Strategy for Efficient Discovery of Cocrystals via a Network-Based Recommendation Model
Lulu Zheng, Bin Zhu, Zengrui Wu, Xiaoxue Fang, Minghuang Hong, Guixia Liu, Weihua Li, Guo‐Bin Ren, Yun Tang
Abstract
Experimental screening of cocrystals is usually laborious and time-consuming; therefore, it is urgent to develop effective in silico predictive models to guide cocrystal discovery. In this study, network-based recommendation models were proposed to predict new cocrystals for molecules in cocrystal network. The local random walk (LRW) recommender algorithm was first confirmed as an effective model in cocrystal design. The algorithmic principle of LRW could capture the supramolecular synthon mechanisms in the cocrystal system and grasp the structural features of the cocrystal network, thus possessing satisfactory predictive capability. Various pharmaceutical cocrystals reported in the recent literature could be distinguished by our model, which demonstrates the good generalization capability inherent in our approach. As a case study, new cocrystals for apatinib were predicted and subsequently obtained.
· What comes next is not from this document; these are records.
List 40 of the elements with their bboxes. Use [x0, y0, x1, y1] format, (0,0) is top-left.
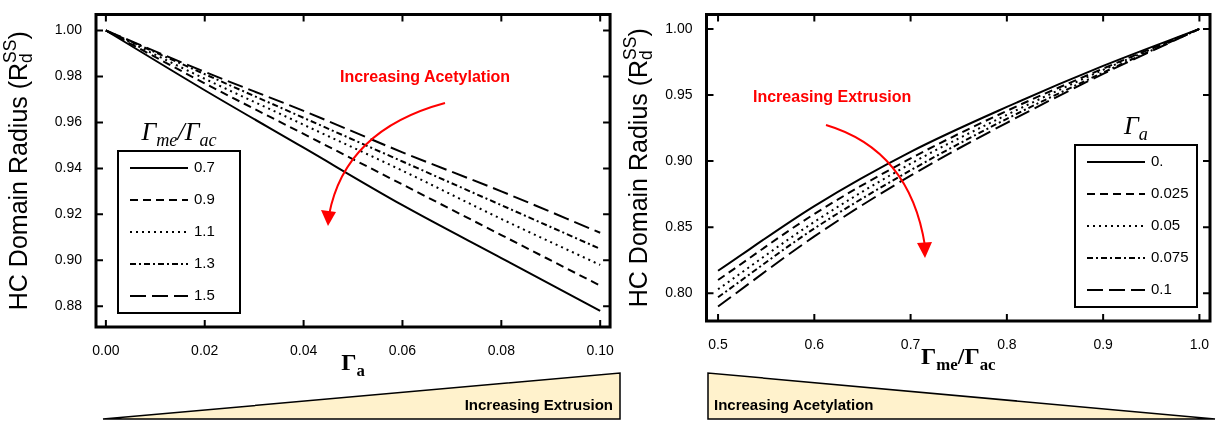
y-tick-label: 0.88 — [54, 297, 83, 314]
legend-label: 1.5 — [194, 286, 215, 304]
y-tick-label: 1.00 — [54, 21, 83, 38]
legend-label: 0.7 — [194, 158, 215, 176]
x-tick-label: 0.02 — [191, 342, 219, 359]
y-tick-label: 0.95 — [665, 85, 693, 102]
y-axis-title: HC Domain Radius (RdSS) — [620, 28, 657, 308]
x-tick-label: 1.0 — [1189, 336, 1210, 353]
x-tick-label: 0.00 — [92, 342, 120, 359]
legend-label: 1.1 — [194, 222, 215, 240]
y-axis-title: HC Domain Radius (RdSS) — [0, 31, 37, 311]
x-tick-label: 0.9 — [1093, 336, 1114, 353]
text: Increasing Extrusion — [464, 396, 613, 413]
x-tick-label: 0.06 — [388, 342, 417, 359]
legend-label: 0. — [1151, 152, 1164, 170]
x-tick-label: 0.7 — [900, 336, 921, 353]
x-tick-label: 0.5 — [708, 336, 728, 353]
x-tick-label: 0.6 — [804, 336, 825, 353]
y-tick-label: 0.85 — [665, 218, 693, 235]
annotation: Increasing Extrusion — [753, 88, 912, 106]
y-tick-label: 0.94 — [54, 159, 83, 176]
y-tick-label: 0.90 — [54, 251, 83, 268]
legend-label: 0.025 — [1151, 184, 1189, 202]
text: Increasing Acetylation — [714, 396, 874, 413]
annotation: Increasing Acetylation — [340, 68, 511, 86]
legend-label: 1.3 — [194, 254, 215, 272]
y-tick-label: 0.90 — [665, 151, 693, 168]
y-tick-label: 0.96 — [54, 113, 83, 130]
x-tick-label: 0.8 — [997, 336, 1017, 353]
legend-label: 0.05 — [1151, 216, 1181, 234]
y-tick-label: 1.00 — [665, 19, 693, 36]
y-tick-label: 0.92 — [54, 205, 83, 222]
x-tick-label: 0.10 — [586, 342, 615, 359]
x-tick-label: 0.04 — [289, 342, 318, 359]
x-tick-label: 0.08 — [487, 342, 516, 359]
legend-label: 0.1 — [1151, 280, 1172, 298]
y-tick-label: 0.80 — [665, 284, 693, 301]
legend-label: 0.075 — [1151, 248, 1189, 266]
legend-label: 0.9 — [194, 190, 215, 208]
y-tick-label: 0.98 — [54, 67, 83, 84]
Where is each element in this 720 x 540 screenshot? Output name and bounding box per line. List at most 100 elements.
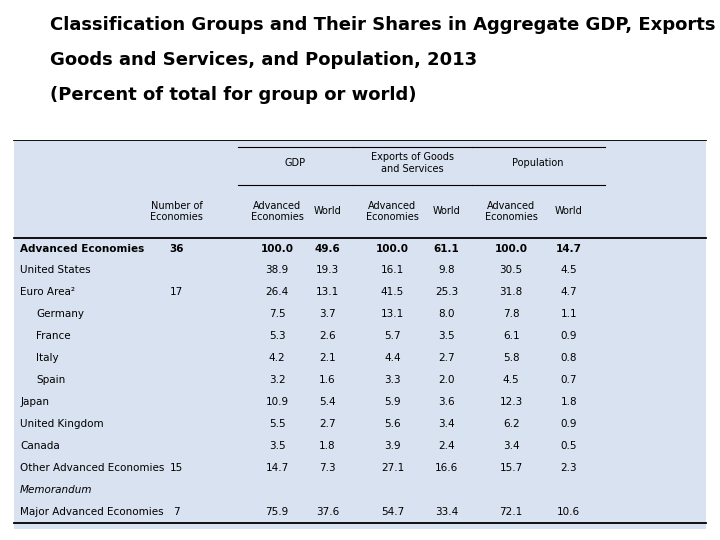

The consistency between prediction and experimental results highlighted the accuracy and practicability of the predictive model. Particularly, our predictive model is competitive in computational time and easy to implement. In summary, our network-based recommendation model would be an effective tool to guide experimental cocrystal screening and improve the efficiency of cocrystal discovery.